Question

If each of ‘n’ readings is increased by 5, then the arithmetic mean of new ‘n’ readings is equal to 10. If each of the original readings is multiplied by 3, then the arithmetic mean of new readings will be
(A)5
(B)10
(C)15
(D)20

Answer 1

Hint: Here for answering question of this type the arithmetic mean of $n$ numbers is found by using the mathematical formula given by$\dfrac{\sum\limits_{i=1}^{n}{{{a}_{i}}}}{n}$ . We will increase each of ‘n’ readings by 5, and we will use the given value of the arithmetic mean of new ‘n’ readings equal to 10 and find the original arithmetic mean.
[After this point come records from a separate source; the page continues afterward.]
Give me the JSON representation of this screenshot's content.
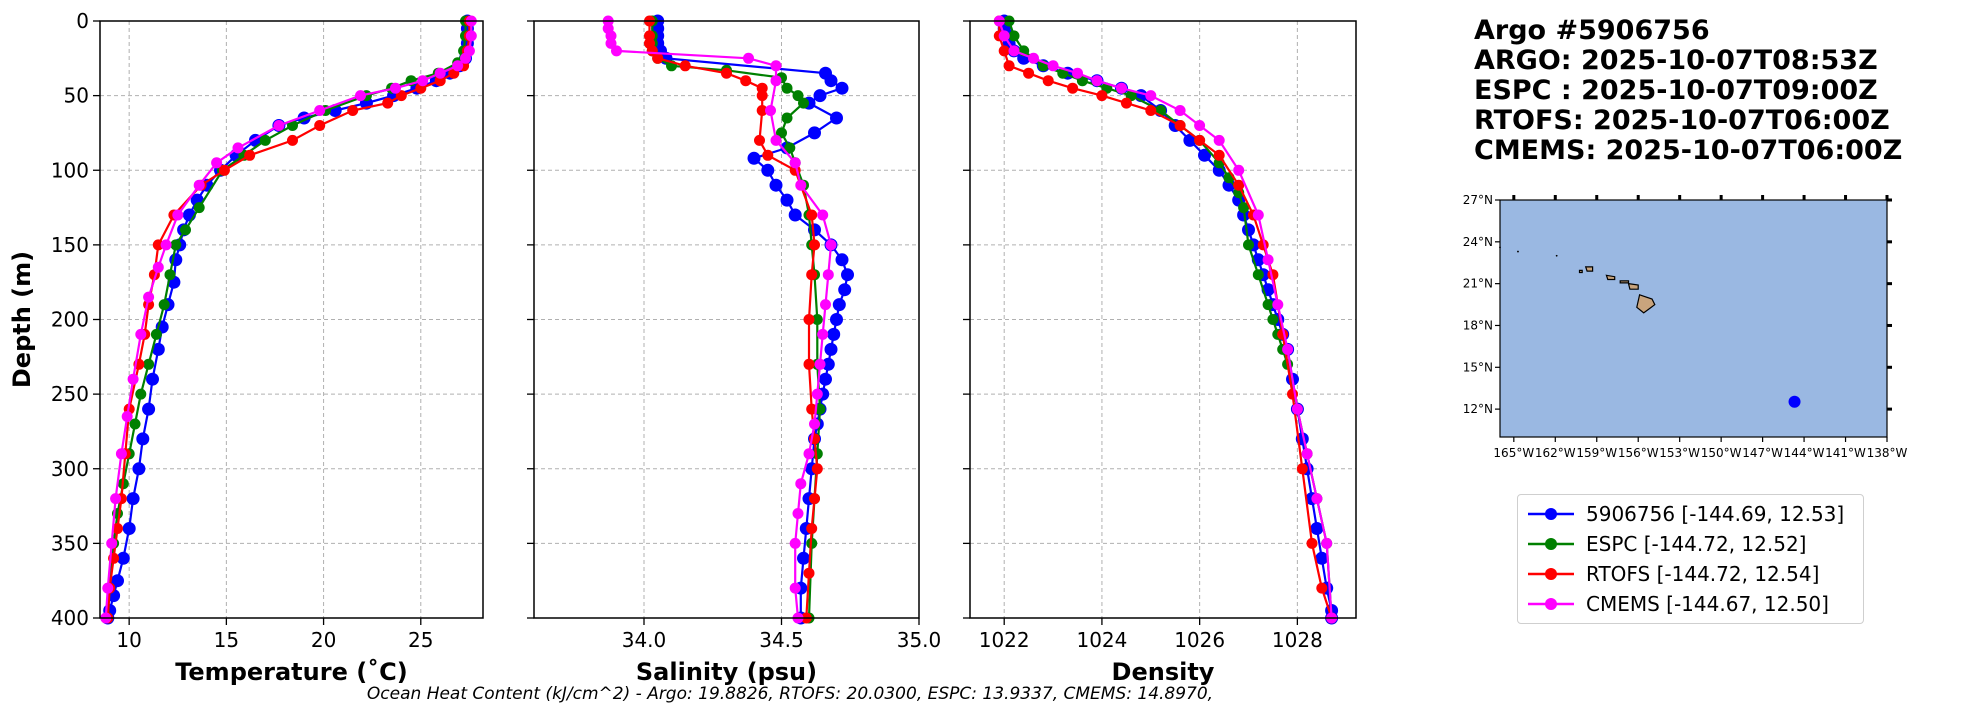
{
  "chart_data": {
    "type": "line",
    "figure_title": [
      "Argo #5906756",
      "ARGO: 2025-10-07T08:53Z",
      "ESPC : 2025-10-07T09:00Z",
      "RTOFS: 2025-10-07T06:00Z",
      "CMEMS: 2025-10-07T06:00Z"
    ],
    "footer": "Ocean Heat Content (kJ/cm^2) - Argo: 19.8826,  RTOFS: 20.0300,  ESPC: 13.9337,  CMEMS: 14.8970,",
    "ylabel": "Depth (m)",
    "ylim": [
      400,
      0
    ],
    "yticks": [
      "0",
      "50",
      "100",
      "150",
      "200",
      "250",
      "300",
      "350",
      "400"
    ],
    "ytick_values": [
      0,
      50,
      100,
      150,
      200,
      250,
      300,
      350,
      400
    ],
    "grid": true,
    "colors": {
      "argo": "#0000ff",
      "espc": "#008000",
      "rtofs": "#ff0000",
      "cmems": "#ff00ff"
    },
    "panels": [
      {
        "xlabel": "Temperature (˚C)",
        "xlim": [
          8.5,
          28.2
        ],
        "xticks": [
          "10",
          "15",
          "20",
          "25"
        ],
        "xtick_values": [
          10,
          15,
          20,
          25
        ],
        "series": [
          {
            "name": "argo",
            "x": [
              27.4,
              27.4,
              27.4,
              27.4,
              27.4,
              27.3,
              27.0,
              26.5,
              25.8,
              24.8,
              23.6,
              22.2,
              20.6,
              19.0,
              17.7,
              16.5,
              15.5,
              14.7,
              14.0,
              13.5,
              13.1,
              12.8,
              12.6,
              12.4,
              12.3,
              12.0,
              11.7,
              11.5,
              11.2,
              11.0,
              10.7,
              10.5,
              10.2,
              10.0,
              9.7,
              9.4,
              9.2,
              9.0,
              8.9
            ],
            "y": [
              0,
              5,
              10,
              15,
              20,
              25,
              30,
              35,
              40,
              45,
              50,
              55,
              60,
              65,
              70,
              80,
              90,
              100,
              110,
              120,
              130,
              140,
              150,
              160,
              175,
              190,
              205,
              220,
              240,
              260,
              280,
              300,
              320,
              340,
              360,
              375,
              385,
              395,
              400
            ]
          },
          {
            "name": "espc",
            "x": [
              27.3,
              27.3,
              27.2,
              26.9,
              25.9,
              24.5,
              23.5,
              22.2,
              20.1,
              18.4,
              17.0,
              15.9,
              14.8,
              13.6,
              12.9,
              12.4,
              12.1,
              11.8,
              11.4,
              11.0,
              10.6,
              10.3,
              10.0,
              9.7,
              9.4,
              9.2,
              9.0,
              8.9
            ],
            "y": [
              0,
              10,
              20,
              28,
              35,
              40,
              45,
              50,
              60,
              70,
              80,
              90,
              100,
              125,
              140,
              150,
              170,
              190,
              210,
              230,
              250,
              270,
              290,
              310,
              330,
              350,
              380,
              400
            ]
          },
          {
            "name": "rtofs",
            "x": [
              27.5,
              27.5,
              27.4,
              27.2,
              26.7,
              26.0,
              25.0,
              24.0,
              23.3,
              21.5,
              19.8,
              18.4,
              16.2,
              14.9,
              13.7,
              12.3,
              11.5,
              11.3,
              11.0,
              10.8,
              10.5,
              10.0,
              9.8,
              9.6,
              9.4,
              9.2,
              9.0,
              8.9
            ],
            "y": [
              0,
              10,
              20,
              30,
              35,
              40,
              45,
              50,
              55,
              60,
              70,
              80,
              90,
              100,
              110,
              130,
              150,
              170,
              190,
              210,
              230,
              260,
              290,
              320,
              340,
              360,
              380,
              400
            ]
          },
          {
            "name": "cmems",
            "x": [
              27.6,
              27.6,
              27.5,
              27.3,
              26.9,
              26.0,
              25.1,
              23.7,
              21.9,
              19.8,
              17.7,
              15.6,
              14.5,
              13.6,
              12.5,
              11.9,
              11.5,
              11.0,
              10.6,
              10.2,
              9.9,
              9.6,
              9.3,
              9.1,
              8.9,
              8.8
            ],
            "y": [
              0,
              10,
              20,
              25,
              30,
              35,
              40,
              45,
              50,
              60,
              70,
              85,
              95,
              110,
              130,
              150,
              165,
              185,
              210,
              240,
              265,
              290,
              320,
              350,
              380,
              400
            ]
          }
        ]
      },
      {
        "xlabel": "Salinity (psu)",
        "xlim": [
          33.6,
          35.0
        ],
        "xticks": [
          "34.0",
          "34.5",
          "35.0"
        ],
        "xtick_values": [
          34.0,
          34.5,
          35.0
        ],
        "series": [
          {
            "name": "argo",
            "x": [
              34.05,
              34.05,
              34.05,
              34.05,
              34.06,
              34.08,
              34.66,
              34.68,
              34.72,
              34.64,
              34.6,
              34.7,
              34.62,
              34.52,
              34.4,
              34.45,
              34.48,
              34.52,
              34.55,
              34.62,
              34.68,
              34.72,
              34.74,
              34.73,
              34.71,
              34.7,
              34.69,
              34.68,
              34.67,
              34.66,
              34.65,
              34.64,
              34.63,
              34.62,
              34.61,
              34.6,
              34.59,
              34.58,
              34.57,
              34.57
            ],
            "y": [
              0,
              5,
              10,
              15,
              20,
              25,
              35,
              40,
              45,
              50,
              55,
              65,
              75,
              85,
              92,
              100,
              110,
              120,
              130,
              140,
              150,
              160,
              170,
              180,
              190,
              200,
              210,
              220,
              230,
              240,
              250,
              260,
              270,
              280,
              300,
              320,
              340,
              360,
              380,
              400
            ]
          },
          {
            "name": "espc",
            "x": [
              34.03,
              34.03,
              34.03,
              34.03,
              34.05,
              34.1,
              34.3,
              34.5,
              34.52,
              34.56,
              34.58,
              34.52,
              34.5,
              34.53,
              34.55,
              34.58,
              34.6,
              34.61,
              34.62,
              34.63,
              34.63,
              34.64,
              34.63,
              34.62,
              34.61,
              34.6
            ],
            "y": [
              0,
              10,
              15,
              20,
              25,
              30,
              33,
              38,
              45,
              50,
              55,
              65,
              75,
              85,
              95,
              110,
              130,
              150,
              170,
              200,
              230,
              260,
              290,
              320,
              350,
              400
            ]
          },
          {
            "name": "rtofs",
            "x": [
              34.02,
              34.02,
              34.02,
              34.03,
              34.05,
              34.15,
              34.3,
              34.37,
              34.43,
              34.43,
              34.43,
              34.42,
              34.45,
              34.55,
              34.61,
              34.62,
              34.61,
              34.6,
              34.6,
              34.61,
              34.62,
              34.63,
              34.62,
              34.61,
              34.6,
              34.59
            ],
            "y": [
              0,
              10,
              15,
              20,
              25,
              30,
              35,
              40,
              45,
              50,
              60,
              80,
              90,
              100,
              130,
              150,
              170,
              200,
              230,
              260,
              280,
              300,
              320,
              340,
              370,
              400
            ]
          },
          {
            "name": "cmems",
            "x": [
              33.87,
              33.87,
              33.88,
              33.88,
              33.9,
              34.38,
              34.48,
              34.48,
              34.46,
              34.48,
              34.55,
              34.57,
              34.65,
              34.68,
              34.67,
              34.66,
              34.65,
              34.64,
              34.63,
              34.62,
              34.6,
              34.57,
              34.56,
              34.55,
              34.55,
              34.56
            ],
            "y": [
              0,
              5,
              10,
              15,
              20,
              25,
              30,
              40,
              60,
              80,
              95,
              110,
              130,
              150,
              170,
              190,
              210,
              230,
              250,
              270,
              290,
              310,
              330,
              350,
              380,
              400
            ]
          }
        ]
      },
      {
        "xlabel": "Density",
        "xlim": [
          1021.3,
          1029.2
        ],
        "xticks": [
          "1022",
          "1024",
          "1026",
          "1028"
        ],
        "xtick_values": [
          1022,
          1024,
          1026,
          1028
        ],
        "series": [
          {
            "name": "argo",
            "x": [
              1022.0,
              1022.0,
              1022.1,
              1022.1,
              1022.2,
              1022.4,
              1022.8,
              1023.3,
              1023.9,
              1024.4,
              1024.8,
              1025.2,
              1025.5,
              1025.8,
              1026.1,
              1026.4,
              1026.6,
              1026.8,
              1026.9,
              1027.0,
              1027.1,
              1027.2,
              1027.3,
              1027.4,
              1027.5,
              1027.6,
              1027.7,
              1027.8,
              1027.9,
              1028.0,
              1028.1,
              1028.2,
              1028.3,
              1028.4,
              1028.5,
              1028.6,
              1028.7,
              1028.7
            ],
            "y": [
              0,
              5,
              10,
              15,
              20,
              25,
              30,
              35,
              40,
              45,
              50,
              60,
              70,
              80,
              90,
              100,
              110,
              120,
              130,
              140,
              150,
              160,
              170,
              180,
              190,
              200,
              210,
              220,
              240,
              260,
              280,
              300,
              320,
              340,
              360,
              380,
              395,
              400
            ]
          },
          {
            "name": "espc",
            "x": [
              1022.1,
              1022.2,
              1022.4,
              1022.8,
              1023.2,
              1023.6,
              1024.1,
              1024.6,
              1025.2,
              1025.6,
              1026.0,
              1026.4,
              1026.6,
              1026.8,
              1026.9,
              1027.0,
              1027.2,
              1027.4,
              1027.5,
              1027.6,
              1027.7,
              1027.8,
              1028.0,
              1028.2,
              1028.4,
              1028.6,
              1028.7
            ],
            "y": [
              0,
              10,
              20,
              30,
              35,
              40,
              45,
              50,
              60,
              70,
              80,
              95,
              105,
              115,
              125,
              150,
              170,
              190,
              200,
              210,
              220,
              230,
              260,
              290,
              320,
              350,
              400
            ]
          },
          {
            "name": "rtofs",
            "x": [
              1021.9,
              1021.9,
              1022.0,
              1022.1,
              1022.5,
              1022.9,
              1023.4,
              1024.0,
              1024.5,
              1025.0,
              1025.6,
              1026.0,
              1026.4,
              1026.8,
              1027.1,
              1027.3,
              1027.5,
              1027.7,
              1027.9,
              1028.1,
              1028.3,
              1028.5,
              1028.7
            ],
            "y": [
              0,
              10,
              20,
              30,
              35,
              40,
              45,
              50,
              55,
              60,
              70,
              80,
              90,
              110,
              130,
              150,
              170,
              210,
              250,
              300,
              350,
              380,
              400
            ]
          },
          {
            "name": "cmems",
            "x": [
              1021.9,
              1022.0,
              1022.2,
              1022.6,
              1023.0,
              1023.5,
              1023.9,
              1024.4,
              1025.0,
              1025.6,
              1026.0,
              1026.4,
              1026.8,
              1027.2,
              1027.4,
              1027.6,
              1027.8,
              1028.0,
              1028.2,
              1028.4,
              1028.6,
              1028.7
            ],
            "y": [
              0,
              10,
              20,
              25,
              30,
              35,
              40,
              45,
              50,
              60,
              70,
              80,
              100,
              130,
              160,
              190,
              220,
              260,
              290,
              320,
              350,
              400
            ]
          }
        ]
      }
    ],
    "legend": {
      "position": "lower-right",
      "entries": [
        {
          "name": "argo",
          "label": "5906756 [-144.69, 12.53]"
        },
        {
          "name": "espc",
          "label": "ESPC [-144.72, 12.52]"
        },
        {
          "name": "rtofs",
          "label": "RTOFS [-144.72, 12.54]"
        },
        {
          "name": "cmems",
          "label": "CMEMS [-144.67, 12.50]"
        }
      ]
    },
    "inset_map": {
      "type": "map",
      "lon_range": [
        -166,
        -138
      ],
      "lat_range": [
        10,
        27
      ],
      "lon_ticks": [
        "165°W",
        "162°W",
        "159°W",
        "156°W",
        "153°W",
        "150°W",
        "147°W",
        "144°W",
        "141°W",
        "138°W"
      ],
      "lon_tick_values": [
        -165,
        -162,
        -159,
        -156,
        -153,
        -150,
        -147,
        -144,
        -141,
        -138
      ],
      "lat_ticks": [
        "12°N",
        "15°N",
        "18°N",
        "21°N",
        "24°N",
        "27°N"
      ],
      "lat_tick_values": [
        12,
        15,
        18,
        21,
        24,
        27
      ],
      "ocean_color": "#9ab8e2",
      "land_color": "#c9a47d",
      "float_position": [
        -144.69,
        12.53
      ]
    }
  }
}
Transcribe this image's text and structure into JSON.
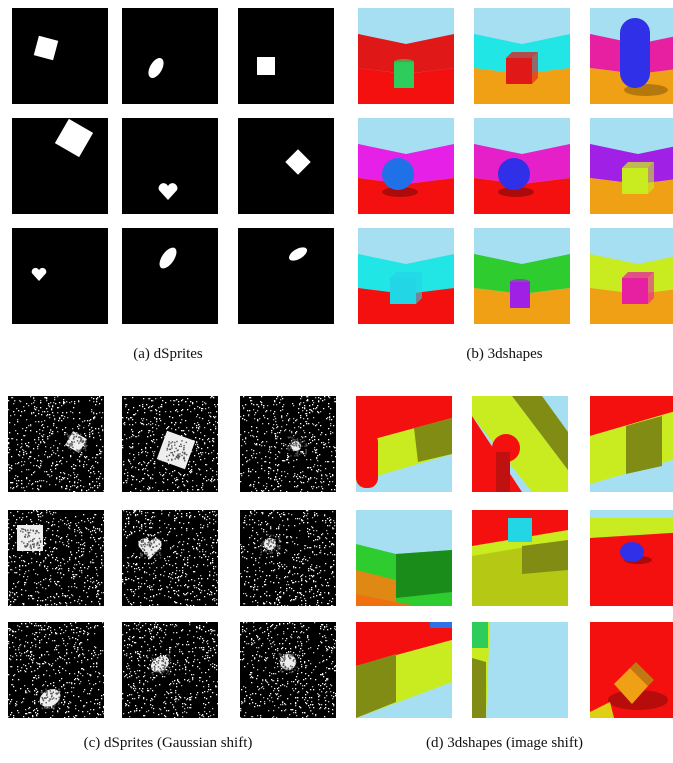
{
  "captions": {
    "a": "(a) dSprites",
    "b": "(b) 3dshapes",
    "c": "(c) dSprites (Gaussian shift)",
    "d": "(d) 3dshapes (image shift)"
  },
  "palette": {
    "sky": "#a6dff2",
    "red": "#f51010",
    "cyan": "#22e6e6",
    "magenta": "#e620c8",
    "yellow_green": "#c8ec20",
    "green": "#2ecc2e",
    "orange": "#f0a014",
    "blue": "#3030e8"
  },
  "panels": {
    "dsprites": [
      {
        "shape": "square"
      },
      {
        "shape": "ellipse"
      },
      {
        "shape": "square"
      },
      {
        "shape": "square"
      },
      {
        "shape": "heart"
      },
      {
        "shape": "square"
      },
      {
        "shape": "heart"
      },
      {
        "shape": "ellipse"
      },
      {
        "shape": "ellipse"
      }
    ],
    "shapes3d": [
      {
        "wall": "#e01818",
        "floor": "#f51010",
        "object": "cylinder",
        "object_color": "#2ecc5a"
      },
      {
        "wall": "#22e6e6",
        "floor": "#f0a014",
        "object": "cube",
        "object_color": "#e01818"
      },
      {
        "wall": "#e620a0",
        "floor": "#f0a014",
        "object": "capsule",
        "object_color": "#3030e8"
      },
      {
        "wall": "#e620e6",
        "floor": "#f51010",
        "object": "sphere",
        "object_color": "#2070e8"
      },
      {
        "wall": "#e620c8",
        "floor": "#f51010",
        "object": "sphere",
        "object_color": "#3030e8"
      },
      {
        "wall": "#a020e6",
        "floor": "#f0a014",
        "object": "cube",
        "object_color": "#c8ec20"
      },
      {
        "wall": "#22e6e6",
        "floor": "#f51010",
        "object": "cube",
        "object_color": "#22d6e6"
      },
      {
        "wall": "#2ecc2e",
        "floor": "#f0a014",
        "object": "cylinder",
        "object_color": "#a020e6"
      },
      {
        "wall": "#c8ec20",
        "floor": "#f0a014",
        "object": "cube",
        "object_color": "#e620a0"
      }
    ],
    "dsprites_noise": [
      {
        "shape": "square"
      },
      {
        "shape": "square"
      },
      {
        "shape": "blob"
      },
      {
        "shape": "square"
      },
      {
        "shape": "heart"
      },
      {
        "shape": "blob"
      },
      {
        "shape": "ellipse"
      },
      {
        "shape": "ellipse"
      },
      {
        "shape": "blob"
      }
    ],
    "shapes3d_shift": [
      {
        "object": "cylinder",
        "object_color": "#f51010"
      },
      {
        "object": "sphere",
        "object_color": "#f51010"
      },
      {
        "object": "none",
        "object_color": "#c8ec20"
      },
      {
        "object": "none",
        "object_color": "#2ecc2e"
      },
      {
        "object": "cube",
        "object_color": "#22d6e6"
      },
      {
        "object": "sphere",
        "object_color": "#3030e8"
      },
      {
        "object": "cube",
        "object_color": "#3070e8"
      },
      {
        "object": "cube",
        "object_color": "#2ecc5a"
      },
      {
        "object": "cylinder",
        "object_color": "#f0a014"
      }
    ]
  }
}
After that we will multiply each of the original readings by 3, and then we will get the arithmetic mean of the new readings using the derived arithmetic mean of the original readings.

Complete step-by-step answer:
It is given in the question that we have ‘n’ readings and when we increase each reading by 5 the arithmetic mean of new readings is 10. Let us assume the ‘n’ original readings as ${{a}_{1}},{{a}_{2}},..............,{{a}_{n}}$ and the arithmetic mean of original readings as $a$ this can be mathematically given as ${{a}_{x}}=\dfrac{\sum\limits_{i=1}^{n}{\left( {{a}_{i}}+5 \right)}}{n}\Rightarrow {{a}_{x}}=a=\dfrac{\sum\limits_{i=1}^{n}{{{a}_{i}}}}{n}$ .
Now let us add 5 for each reading ${{a}_{x}}=\dfrac{\left( {{a}_{1}}+5 \right)+\left( {{a}_{2}}+5 \right)+............+\left( {{a}_{n}}+5 \right)}{n}\Rightarrow {{a}_{x}}=\dfrac{\sum\limits_{i=1}^{n}{\left( {{a}_{i}}+5 \right)}}{n}$
By simplifying this we will have ${{a}_{x}}=\dfrac{\sum\limits_{i=1}^{n}{{{a}_{i}}}+\left( 5n \right)}{n}$ .
By further simplifying this we will have${{a}_{x}}=\dfrac{\sum\limits_{i=1}^{n}{{{a}_{i}}}}{n}+5$ $\Rightarrow {{a}_{x}}=a+5$ .
This is given as 10 in the question this can be mathematically given as ${{a}_{x}}=10$.
Now by simplifying we will have the value of $a$. For this we will simplify ${{a}_{x}}=a+5\Rightarrow 10=a+5\Rightarrow 5=a$ .
We have $a=5$ . The arithmetic mean of the original readings is 5.
Now we need to find the arithmetic mean when we multiply the original readings by 3.
This is mathematically given as ${{a}_{y}}=\dfrac{3{{a}_{1}}+3{{a}_{2}}+........+3{{a}_{n}}}{n}\Rightarrow {{a}_{y}}=\dfrac{\sum\limits_{i=1}^{n}{3{{a}_{i}}}}{n}$ .
By taking 3 as common in the summation we will have ${{a}_{y}}=3\dfrac{\sum\limits_{i=1}^{n}{{{a}_{i}}}}{n}$ .
By performing the simplifications we have ${{a}_{y}}=3a$ . Since we know the value of $a$ as 10 by substituting it we will have ${{a}_{y}}=3\left( 5 \right)\Rightarrow {{a}_{y}}=15$ .
So, we have the new arithmetic mean as 15.

So, the correct answer is “Option C”.

Note: While answering this type of question we should perform the calculations carefully. If we perform a wrong calculation such as ${{a}_{y}}=3\left( 5 \right)\Rightarrow {{a}_{y}}=10$ .We will end up with a wrong conclusion that the value of the arithmetic mean of the new readings as 10. Also, take care to read the given question properly and then form the relations. There is a possibility that we might misinterpret the questions as numbers being multiplied by 5 and terms being added by 3.